Invita a la lectura del libro de los Hechos de los apóstoles (18,1-8)
Pablo en Corinto
18 Después de esto, Pablo salió de Atenas y se fue a Corinto. 2 Allí se encontró con un judío llamado Aquila, que era de la región del Ponto. Poco antes, Aquila y su esposa Priscila habían llegado de Italia, de donde tuvieron que salir porque el emperador Claudio había ordenado que todos los judíos salieran de Roma. Pablo fue a visitarlos 3 y, como tenía el mismo oficio que ellos, que era hacer tiendas de campaña, se quedó con ellos para trabajar juntos. 4 Y cada sábado Pablo iba a la sinagoga, donde hablaba y trataba de convencer tanto a los judíos como a los no judíos.

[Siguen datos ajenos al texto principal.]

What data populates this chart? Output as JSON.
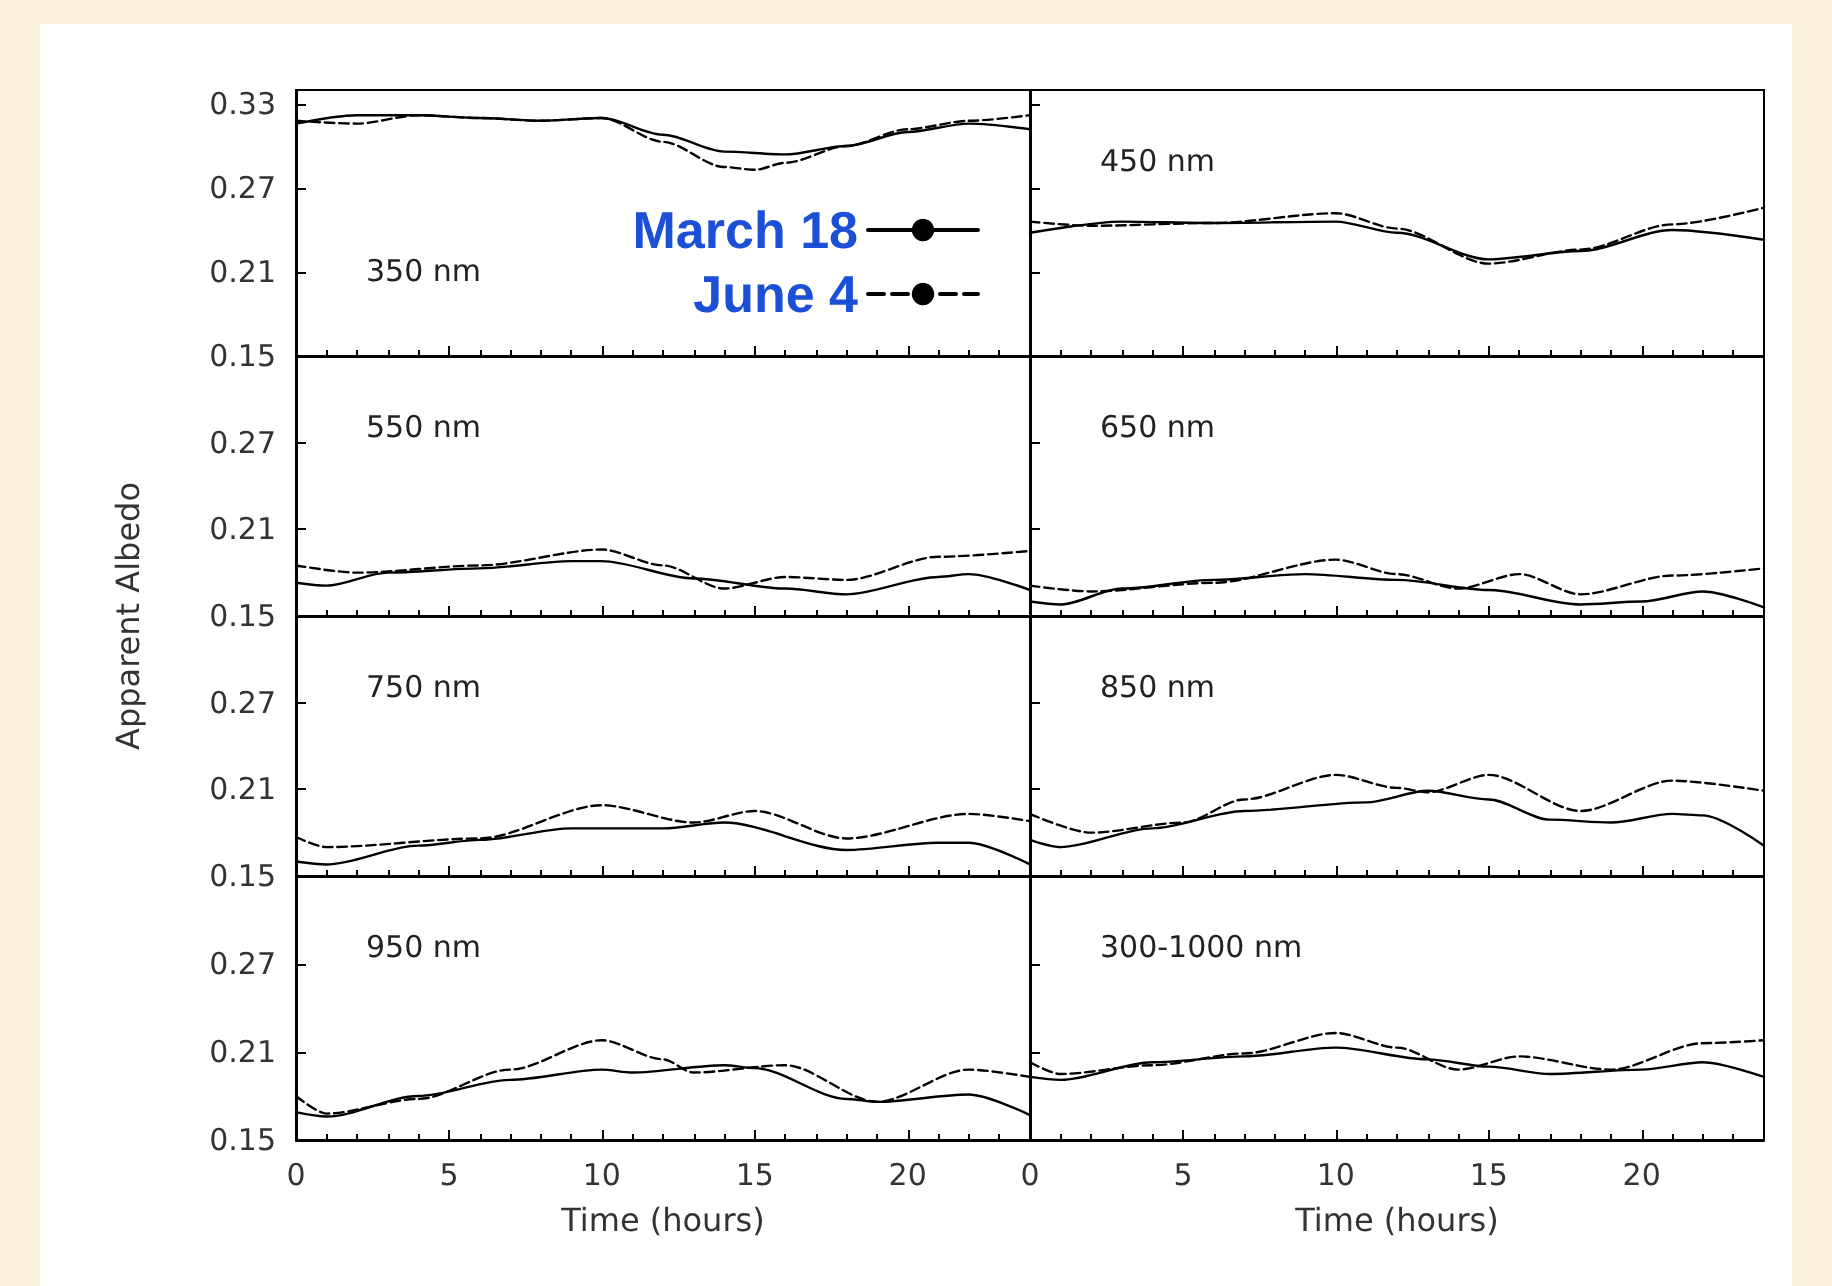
{
  "chart_data": [
    {
      "type": "line",
      "annotations": [
        "350 nm"
      ],
      "xlim": [
        0,
        24
      ],
      "xticks": [
        0,
        5,
        10,
        15,
        20
      ],
      "ylim": [
        0.15,
        0.34
      ],
      "yticks": [
        0.15,
        0.21,
        0.27,
        0.33
      ],
      "tick_labels": "y",
      "legend": "right",
      "series": [
        {
          "name": "March 18",
          "color": "#000000",
          "line_style": "solid",
          "x": [
            0,
            2,
            4,
            6,
            8,
            10,
            12,
            14,
            16,
            18,
            20,
            22,
            24
          ],
          "values": [
            0.316,
            0.322,
            0.322,
            0.32,
            0.318,
            0.32,
            0.308,
            0.296,
            0.294,
            0.3,
            0.31,
            0.316,
            0.312
          ]
        },
        {
          "name": "June 4",
          "color": "#000000",
          "line_style": "dashed",
          "x": [
            0,
            2,
            4,
            6,
            8,
            10,
            12,
            14,
            15,
            16,
            18,
            20,
            22,
            24
          ],
          "values": [
            0.318,
            0.316,
            0.322,
            0.32,
            0.318,
            0.32,
            0.303,
            0.285,
            0.283,
            0.288,
            0.3,
            0.312,
            0.318,
            0.322
          ]
        }
      ]
    },
    {
      "type": "line",
      "annotations": [
        "450 nm"
      ],
      "xlim": [
        0,
        24
      ],
      "xticks": [
        0,
        5,
        10,
        15,
        20
      ],
      "ylim": [
        0.15,
        0.34
      ],
      "yticks": [
        0.15,
        0.21,
        0.27,
        0.33
      ],
      "tick_labels": false,
      "series": [
        {
          "color": "#000000",
          "line_style": "solid",
          "x": [
            0,
            3,
            6,
            10,
            12,
            15,
            18,
            21,
            24
          ],
          "values": [
            0.238,
            0.246,
            0.245,
            0.246,
            0.238,
            0.219,
            0.225,
            0.24,
            0.233
          ]
        },
        {
          "color": "#000000",
          "line_style": "dashed",
          "x": [
            0,
            2,
            6,
            10,
            12,
            15,
            18,
            21,
            24
          ],
          "values": [
            0.246,
            0.243,
            0.245,
            0.252,
            0.241,
            0.216,
            0.226,
            0.244,
            0.256
          ]
        }
      ]
    },
    {
      "type": "line",
      "annotations": [
        "550 nm"
      ],
      "ylabel": "Apparent Albedo",
      "xlim": [
        0,
        24
      ],
      "xticks": [
        0,
        5,
        10,
        15,
        20
      ],
      "ylim": [
        0.15,
        0.33
      ],
      "yticks": [
        0.15,
        0.21,
        0.27
      ],
      "tick_labels": "y",
      "series": [
        {
          "color": "#000000",
          "line_style": "solid",
          "x": [
            0,
            1,
            3,
            6,
            9,
            10,
            13,
            16,
            18,
            21,
            22,
            24
          ],
          "values": [
            0.173,
            0.171,
            0.18,
            0.183,
            0.188,
            0.188,
            0.176,
            0.169,
            0.165,
            0.177,
            0.179,
            0.168
          ]
        },
        {
          "color": "#000000",
          "line_style": "dashed",
          "x": [
            0,
            2,
            6,
            10,
            12,
            14,
            16,
            18,
            21,
            24
          ],
          "values": [
            0.185,
            0.18,
            0.185,
            0.196,
            0.185,
            0.169,
            0.177,
            0.175,
            0.191,
            0.195
          ]
        }
      ]
    },
    {
      "type": "line",
      "annotations": [
        "650 nm"
      ],
      "xlim": [
        0,
        24
      ],
      "xticks": [
        0,
        5,
        10,
        15,
        20
      ],
      "ylim": [
        0.15,
        0.33
      ],
      "yticks": [
        0.15,
        0.21,
        0.27
      ],
      "tick_labels": false,
      "series": [
        {
          "color": "#000000",
          "line_style": "solid",
          "x": [
            0,
            1,
            3,
            6,
            9,
            12,
            15,
            18,
            20,
            22,
            24
          ],
          "values": [
            0.16,
            0.158,
            0.169,
            0.175,
            0.179,
            0.175,
            0.168,
            0.158,
            0.16,
            0.167,
            0.156
          ]
        },
        {
          "color": "#000000",
          "line_style": "dashed",
          "x": [
            0,
            2,
            6,
            10,
            12,
            14,
            16,
            18,
            21,
            24
          ],
          "values": [
            0.171,
            0.167,
            0.173,
            0.189,
            0.179,
            0.169,
            0.179,
            0.165,
            0.178,
            0.183
          ]
        }
      ]
    },
    {
      "type": "line",
      "annotations": [
        "750 nm"
      ],
      "xlim": [
        0,
        24
      ],
      "xticks": [
        0,
        5,
        10,
        15,
        20
      ],
      "ylim": [
        0.15,
        0.33
      ],
      "yticks": [
        0.15,
        0.21,
        0.27
      ],
      "tick_labels": "y",
      "series": [
        {
          "color": "#000000",
          "line_style": "solid",
          "x": [
            0,
            1,
            4,
            6,
            9,
            12,
            14,
            18,
            21,
            22,
            24
          ],
          "values": [
            0.16,
            0.158,
            0.171,
            0.175,
            0.183,
            0.183,
            0.187,
            0.168,
            0.173,
            0.173,
            0.158
          ]
        },
        {
          "color": "#000000",
          "line_style": "dashed",
          "x": [
            0,
            1,
            6,
            10,
            13,
            15,
            18,
            22,
            24
          ],
          "values": [
            0.177,
            0.17,
            0.176,
            0.199,
            0.187,
            0.195,
            0.176,
            0.193,
            0.188
          ]
        }
      ]
    },
    {
      "type": "line",
      "annotations": [
        "850 nm"
      ],
      "xlim": [
        0,
        24
      ],
      "xticks": [
        0,
        5,
        10,
        15,
        20
      ],
      "ylim": [
        0.15,
        0.33
      ],
      "yticks": [
        0.15,
        0.21,
        0.27
      ],
      "tick_labels": false,
      "series": [
        {
          "color": "#000000",
          "line_style": "solid",
          "x": [
            0,
            1,
            4,
            7,
            11,
            13,
            15,
            17,
            19,
            21,
            22,
            24
          ],
          "values": [
            0.175,
            0.17,
            0.183,
            0.195,
            0.201,
            0.209,
            0.203,
            0.189,
            0.187,
            0.193,
            0.192,
            0.171
          ]
        },
        {
          "color": "#000000",
          "line_style": "dashed",
          "x": [
            0,
            2,
            5,
            7,
            10,
            12,
            13,
            15,
            18,
            21,
            24
          ],
          "values": [
            0.193,
            0.18,
            0.187,
            0.203,
            0.22,
            0.211,
            0.208,
            0.22,
            0.195,
            0.216,
            0.209
          ]
        }
      ]
    },
    {
      "type": "line",
      "annotations": [
        "950 nm"
      ],
      "xlabel": "Time (hours)",
      "xlim": [
        0,
        24
      ],
      "xticks": [
        0,
        5,
        10,
        15,
        20
      ],
      "ylim": [
        0.15,
        0.33
      ],
      "yticks": [
        0.15,
        0.21,
        0.27
      ],
      "series": [
        {
          "color": "#000000",
          "line_style": "solid",
          "x": [
            0,
            1,
            4,
            7,
            10,
            11,
            14,
            15,
            18,
            19,
            22,
            24
          ],
          "values": [
            0.169,
            0.166,
            0.18,
            0.191,
            0.198,
            0.196,
            0.201,
            0.199,
            0.178,
            0.176,
            0.181,
            0.167
          ]
        },
        {
          "color": "#000000",
          "line_style": "dashed",
          "x": [
            0,
            1,
            4,
            7,
            10,
            12,
            13,
            16,
            19,
            22,
            24
          ],
          "values": [
            0.18,
            0.168,
            0.178,
            0.198,
            0.218,
            0.205,
            0.196,
            0.201,
            0.176,
            0.198,
            0.193
          ]
        }
      ]
    },
    {
      "type": "line",
      "annotations": [
        "300-1000 nm"
      ],
      "xlabel": "Time (hours)",
      "xlim": [
        0,
        24
      ],
      "xticks": [
        0,
        5,
        10,
        15,
        20
      ],
      "ylim": [
        0.15,
        0.33
      ],
      "yticks": [
        0.15,
        0.21,
        0.27
      ],
      "tick_labels": "x",
      "series": [
        {
          "color": "#000000",
          "line_style": "solid",
          "x": [
            0,
            1,
            4,
            7,
            10,
            13,
            15,
            17,
            20,
            22,
            24
          ],
          "values": [
            0.193,
            0.191,
            0.203,
            0.207,
            0.213,
            0.205,
            0.2,
            0.195,
            0.198,
            0.203,
            0.193
          ]
        },
        {
          "color": "#000000",
          "line_style": "dashed",
          "x": [
            0,
            1,
            4,
            7,
            10,
            12,
            14,
            16,
            19,
            22,
            24
          ],
          "values": [
            0.203,
            0.195,
            0.201,
            0.209,
            0.223,
            0.213,
            0.198,
            0.207,
            0.198,
            0.216,
            0.218
          ]
        }
      ]
    }
  ]
}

5 Cuando Silas y Timoteo llegaron de Macedonia, Pablo se dedicó por completo a anunciar el mensaje y a probar a los judíos que Jesús era el Mesías. 6 Pero ellos comenzaron a ponerse en contra suya y a insultarlo; así que Pablo sacudió su ropa en señal de protesta, y les dijo:
—De ustedes será la culpa de su propia perdición; yo no me hago responsable. De hoy en adelante me iré a los que no son judíos.
7 Salió de la sinagoga y se fue a casa de un hombre llamado Ticio Justo, que adoraba a Dios y que vivía al lado de la sinagoga. 8 Y Crispo, el jefe de la sinagoga, con toda su familia, creyó en el Señor. Y también muchos de los de Corinto, al oír el mensaje, creyeron y fueron bautizados.